22. Kalıcı fiyat istikrarı ve yüzde 5 hedefine varıncaya kadar,  para politikası faizi ile gerçekleşen/beklenen enflasyon arasındaki  denge, güçlü dezenflasyonist etkiyi koruyacak şekilde kararlılıkla  sürdürülecektir. Sıkı para politikası duruşunun bu şekilde  sürdürülmesinin, fiyat istikrarını kalıcı olarak tesis etmesinin  yanında, ülke risk primlerinin düşmesi, ters para ikamesinin  başlaması, döviz rezervlerinin artış eğilimine girmesi ve finansman  maliyetlerinin kalıcı olarak gerilemesi yoluyla makroekonomik ve  finansal istikrarı olumlu etkileyeceği değerlendirilmiştir.

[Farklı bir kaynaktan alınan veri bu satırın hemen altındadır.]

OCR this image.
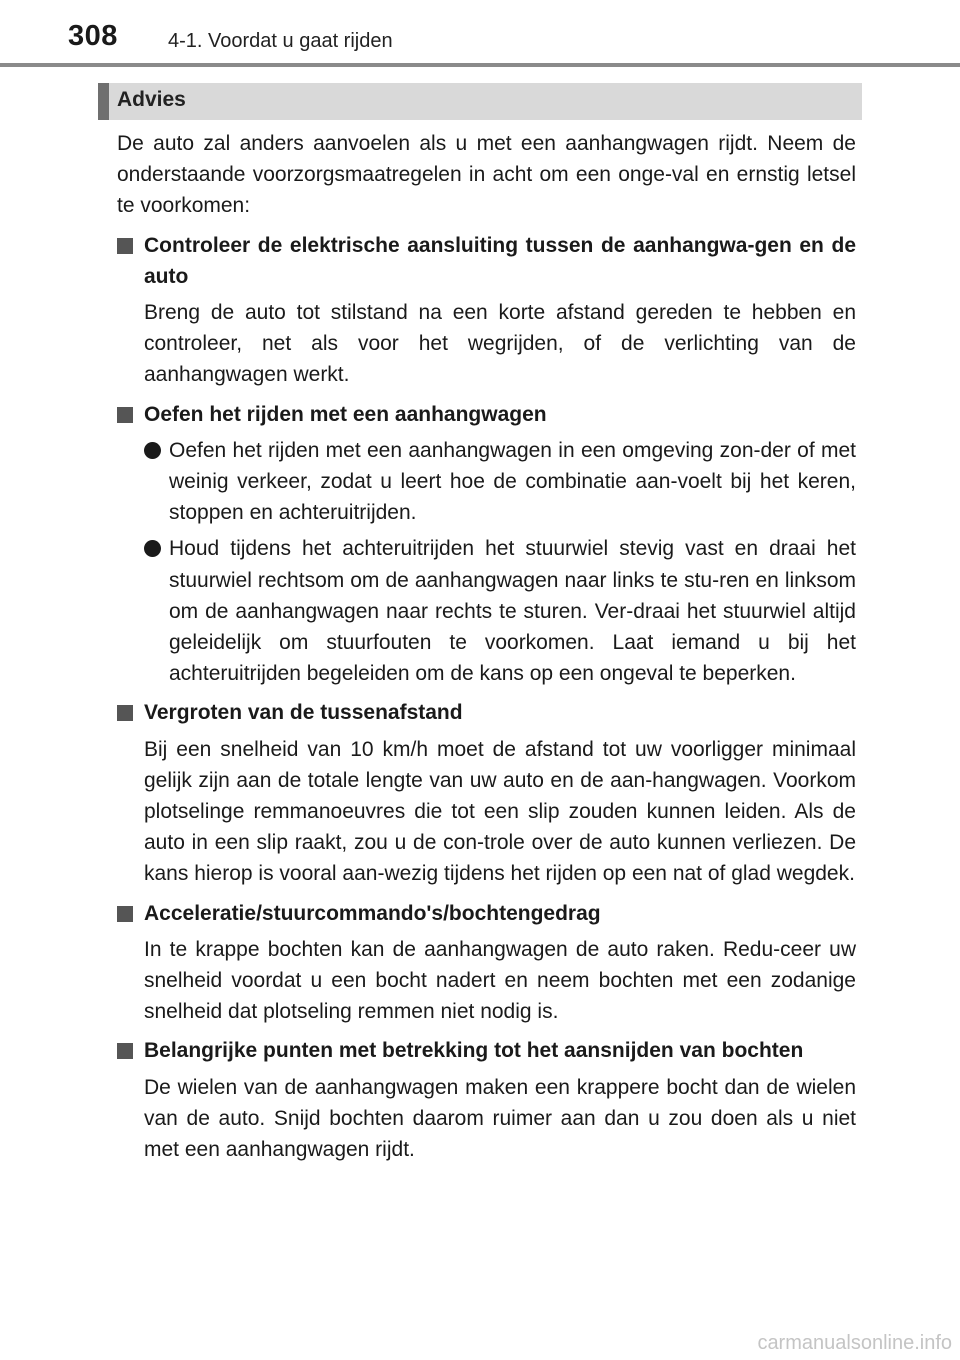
308	4-1. Voordat u gaat rijden
Advies

De auto zal anders aanvoelen als u met een aanhangwagen rijdt. Neem de onderstaande voorzorgsmaatregelen in acht om een onge-val en ernstig letsel te voorkomen:

Controleer de elektrische aansluiting tussen de aanhangwa-gen en de auto

Breng de auto tot stilstand na een korte afstand gereden te hebben en controleer, net als voor het wegrijden, of de verlichting van de aanhangwagen werkt.

Oefen het rijden met een aanhangwagen
Oefen het rijden met een aanhangwagen in een omgeving zon-der of met weinig verkeer, zodat u leert hoe de combinatie aan-voelt bij het keren, stoppen en achteruitrijden.
Houd tijdens het achteruitrijden het stuurwiel stevig vast en draai het stuurwiel rechtsom om de aanhangwagen naar links te stu-ren en linksom om de aanhangwagen naar rechts te sturen. Ver-draai het stuurwiel altijd geleidelijk om stuurfouten te voorkomen. Laat iemand u bij het achteruitrijden begeleiden om de kans op een ongeval te beperken.
Vergroten van de tussenafstand

Bij een snelheid van 10 km/h moet de afstand tot uw voorligger minimaal gelijk zijn aan de totale lengte van uw auto en de aan-hangwagen. Voorkom plotselinge remmanoeuvres die tot een slip zouden kunnen leiden. Als de auto in een slip raakt, zou u de con-trole over de auto kunnen verliezen. De kans hierop is vooral aan-wezig tijdens het rijden op een nat of glad wegdek.

Acceleratie/stuurcommando's/bochtengedrag

In te krappe bochten kan de aanhangwagen de auto raken. Redu-ceer uw snelheid voordat u een bocht nadert en neem bochten met een zodanige snelheid dat plotseling remmen niet nodig is.

Belangrijke punten met betrekking tot het aansnijden van bochten

De wielen van de aanhangwagen maken een krappere bocht dan de wielen van de auto. Snijd bochten daarom ruimer aan dan u zou doen als u niet met een aanhangwagen rijdt.

carmanualsonline.info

23. Kredi piyasası ve iktisadi faaliyete ilişkin göstergelerin  yanı sıra döviz kuru oynaklığı ve ithalat fiyatlarındaki gelişmeler  doğrultusunda enflasyon üzerindeki talep ve maliyet yönlü etkiler  önemini korumaktadır. Yurt içi talep, uluslararası fiyatlar ve küresel  risk iştahına ilişkin görünüm, ödemeler dengesine yönelik dış  finansman ihtiyacı kaynaklı riskleri canlı tutmaktadır. Kurul, para  politikasında fiyat istikrarı hedefi doğrultusunda finansal istikrara  yönelik riskleri de gözeten bir yaklaşım sergilemeyi sürdürecektir.


24. Kurul, fiyat istikrarının sağlanması için, güçlü bir politika  koordinasyonuyla tüm paydaşları içeren bütüncül bir makro politika  bileşimine ihtiyaç bulunduğu değerlendirmesini yinelemiştir.


25. TCMB karar alma süreçlerinde orta vadeli bir perspektifle,  enflasyonu etkileyen tüm unsurları ve bu unsurların etkileşimini temel  alan bir analiz çerçevesi benimsemektedir.


26. Açıklanacak her türlü yeni verinin ve haberin Kurul’un  geleceğe yönelik politika duruşunu değiştirmesine neden olabileceği  önemle vurgulanmalıdır.”